There were 58 sporadic cases, the remaining 36 had familial history. Endogamy or consanguinity was documented in 19 and 1 of the cases, respectively. Inheritance pattern was determined as autosomal recessive (AR) in 74 probands, autosomal dominant (AD) in 10 and X-linked (XL) in 10 cases.
The most frequently causative genes in the solved cases were USH2A in 26 and ABCA4 in 15 (Table 2). The remaining affected genes were PROM1 in 5, RPGR in 4, and RS1 in 3, and SAG in 3, which collectively explain over half of the cases. The remaining genes were represented in 32.9% of the solved cases (Fig. 1).

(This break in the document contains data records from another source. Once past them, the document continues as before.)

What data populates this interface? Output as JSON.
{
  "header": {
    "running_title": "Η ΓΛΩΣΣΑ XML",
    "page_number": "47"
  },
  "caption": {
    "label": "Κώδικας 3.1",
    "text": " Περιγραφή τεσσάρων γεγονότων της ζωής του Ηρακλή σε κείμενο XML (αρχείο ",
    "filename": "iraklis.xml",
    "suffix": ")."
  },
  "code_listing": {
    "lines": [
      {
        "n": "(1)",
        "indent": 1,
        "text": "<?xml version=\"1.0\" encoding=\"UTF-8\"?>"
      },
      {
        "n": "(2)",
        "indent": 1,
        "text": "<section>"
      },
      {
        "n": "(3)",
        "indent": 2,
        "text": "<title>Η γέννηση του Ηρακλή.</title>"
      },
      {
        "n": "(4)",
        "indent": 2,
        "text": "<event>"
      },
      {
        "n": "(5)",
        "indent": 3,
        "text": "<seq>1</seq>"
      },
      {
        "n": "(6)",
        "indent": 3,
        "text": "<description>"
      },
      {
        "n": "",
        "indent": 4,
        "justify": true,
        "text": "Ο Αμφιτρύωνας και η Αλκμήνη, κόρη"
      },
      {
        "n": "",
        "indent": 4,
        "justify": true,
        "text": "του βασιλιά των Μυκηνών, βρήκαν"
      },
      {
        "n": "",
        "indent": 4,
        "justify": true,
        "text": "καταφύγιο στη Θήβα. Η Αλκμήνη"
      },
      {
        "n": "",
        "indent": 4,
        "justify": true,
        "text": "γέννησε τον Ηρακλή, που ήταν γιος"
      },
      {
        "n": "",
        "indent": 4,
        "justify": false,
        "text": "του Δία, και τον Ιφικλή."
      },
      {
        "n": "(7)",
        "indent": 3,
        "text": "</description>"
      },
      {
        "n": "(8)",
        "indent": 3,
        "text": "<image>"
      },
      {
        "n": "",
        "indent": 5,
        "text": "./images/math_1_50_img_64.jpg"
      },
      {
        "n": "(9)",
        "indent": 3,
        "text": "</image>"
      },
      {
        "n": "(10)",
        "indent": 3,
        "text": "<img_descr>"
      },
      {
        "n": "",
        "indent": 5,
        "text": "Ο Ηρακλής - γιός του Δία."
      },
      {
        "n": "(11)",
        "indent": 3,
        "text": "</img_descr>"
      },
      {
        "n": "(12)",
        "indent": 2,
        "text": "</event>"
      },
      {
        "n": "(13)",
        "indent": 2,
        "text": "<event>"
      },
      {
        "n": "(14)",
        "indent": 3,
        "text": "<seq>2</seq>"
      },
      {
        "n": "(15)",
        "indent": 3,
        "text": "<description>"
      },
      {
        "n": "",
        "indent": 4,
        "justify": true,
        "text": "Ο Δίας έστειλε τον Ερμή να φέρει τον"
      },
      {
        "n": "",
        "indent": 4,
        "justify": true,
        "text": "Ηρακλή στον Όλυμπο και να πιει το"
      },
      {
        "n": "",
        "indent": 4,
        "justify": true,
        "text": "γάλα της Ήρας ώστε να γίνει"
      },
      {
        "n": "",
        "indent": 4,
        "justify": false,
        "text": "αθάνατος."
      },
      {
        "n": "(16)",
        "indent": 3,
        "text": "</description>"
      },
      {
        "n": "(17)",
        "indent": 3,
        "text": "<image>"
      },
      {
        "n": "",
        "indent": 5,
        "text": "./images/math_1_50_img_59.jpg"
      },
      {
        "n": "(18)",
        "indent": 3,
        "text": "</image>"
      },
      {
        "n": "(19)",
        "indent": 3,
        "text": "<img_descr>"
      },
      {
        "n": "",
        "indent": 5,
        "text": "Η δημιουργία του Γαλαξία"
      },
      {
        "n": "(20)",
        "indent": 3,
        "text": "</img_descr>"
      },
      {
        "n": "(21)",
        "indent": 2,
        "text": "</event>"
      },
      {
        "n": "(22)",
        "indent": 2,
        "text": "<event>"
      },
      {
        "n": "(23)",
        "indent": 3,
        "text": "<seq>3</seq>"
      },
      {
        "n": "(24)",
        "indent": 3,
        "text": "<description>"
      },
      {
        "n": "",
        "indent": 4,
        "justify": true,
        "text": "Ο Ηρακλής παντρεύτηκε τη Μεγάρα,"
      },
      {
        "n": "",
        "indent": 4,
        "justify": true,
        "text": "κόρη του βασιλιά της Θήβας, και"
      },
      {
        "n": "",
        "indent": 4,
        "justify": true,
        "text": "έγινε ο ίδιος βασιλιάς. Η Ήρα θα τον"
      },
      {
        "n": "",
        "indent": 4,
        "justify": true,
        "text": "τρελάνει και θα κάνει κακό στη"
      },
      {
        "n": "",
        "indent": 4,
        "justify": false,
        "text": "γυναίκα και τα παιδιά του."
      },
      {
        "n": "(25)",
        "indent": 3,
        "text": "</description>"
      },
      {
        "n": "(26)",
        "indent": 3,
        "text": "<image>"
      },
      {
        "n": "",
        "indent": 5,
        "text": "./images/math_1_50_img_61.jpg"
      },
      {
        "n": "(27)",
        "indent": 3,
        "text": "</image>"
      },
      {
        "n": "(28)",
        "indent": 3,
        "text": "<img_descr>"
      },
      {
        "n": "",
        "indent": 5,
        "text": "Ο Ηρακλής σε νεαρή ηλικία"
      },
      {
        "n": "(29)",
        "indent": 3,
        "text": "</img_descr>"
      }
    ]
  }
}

Molecular findings in non-syndromic IRD

RP findings

RP was the most frequent diagnosis in our cohort. A total of 33 probands were characterized by variants identified in at least one of 18 genes. The diagnostic yield /detection rate was 33/53 cases (62.26%). Seven cases were partially solved, but 13 remain unsolved. Inheritance pattern was determined as autosomal recessive in 20 probands, autosomal dominant in 7, X-linked in 6. The most prevalent affected genes were: AR USH2A (6/33), XL RPGR (4/33) and, AD SAG (3/33). Novel variants were 9, identified in 7 genes: CLN3 c.1305C > G (p.Cys435Trp) and c.464 T > G (p.Val155Gly), IFT172 c.4868C > T (p.Thr1623Ile) and c.4876_4878dup (p.Pro1626dup). CEP78 c.473G > T (p.Cys158Phe). CNGA1 c.1065G > C (p.Trp355Cys). EYS c.6079-2A > G (Splice acceptor). SNRNP200 c.2580G > C (p.Gln860His) RPGR Deletion (Exons 8–18). USH2A c.8188C > A (p.Pro2730Thr).

CRD findings

In the group of CRD, 15 cases were evaluated. A total of 9 cases were solved. The diagnostic yield/detection rate was 60%. The most common causative genes were PROM1 and POC1B with 2 cases each. The only inheritance mode was AR. One patient was partially solved and 5 remain unsolved. Two novel variants were identified, one in CFAP410 c.115_117dup (p.Met39dup) and the other in POC1B c.320G > T (p.Ser107Ile).

STGD/MD findings

For STGD/MD, a total of 21 probands were identified with variants distributed among three genes. The diagnostic yield/detection rate was 20/21 (95%). Most of the cases accounted for autosomal recessive STGD (17/21) due to biallelic variants in ABCA4 in 14 cases and 3 cases in PROM1. The remaining 3 cases corresponded to autosomal dominant in two cases (BEST1 and ARL3) and one case with chromosome 1 isodisomy (ABCA4, and USH2A). No novel variants were identified in this group.

XLR and LCA findings

The remaining non-syndromic diagnoses were distributed as follows: XLR (3/4 cases; RS1), LCA (2/3 cases; CEP290, and NMNAT1). The diagnostic yield/detection rates were 75%, 66.7% respectively. A novel CNV variant was identified in CEP290 Gain (Exons 16–26) in a patient with LCA.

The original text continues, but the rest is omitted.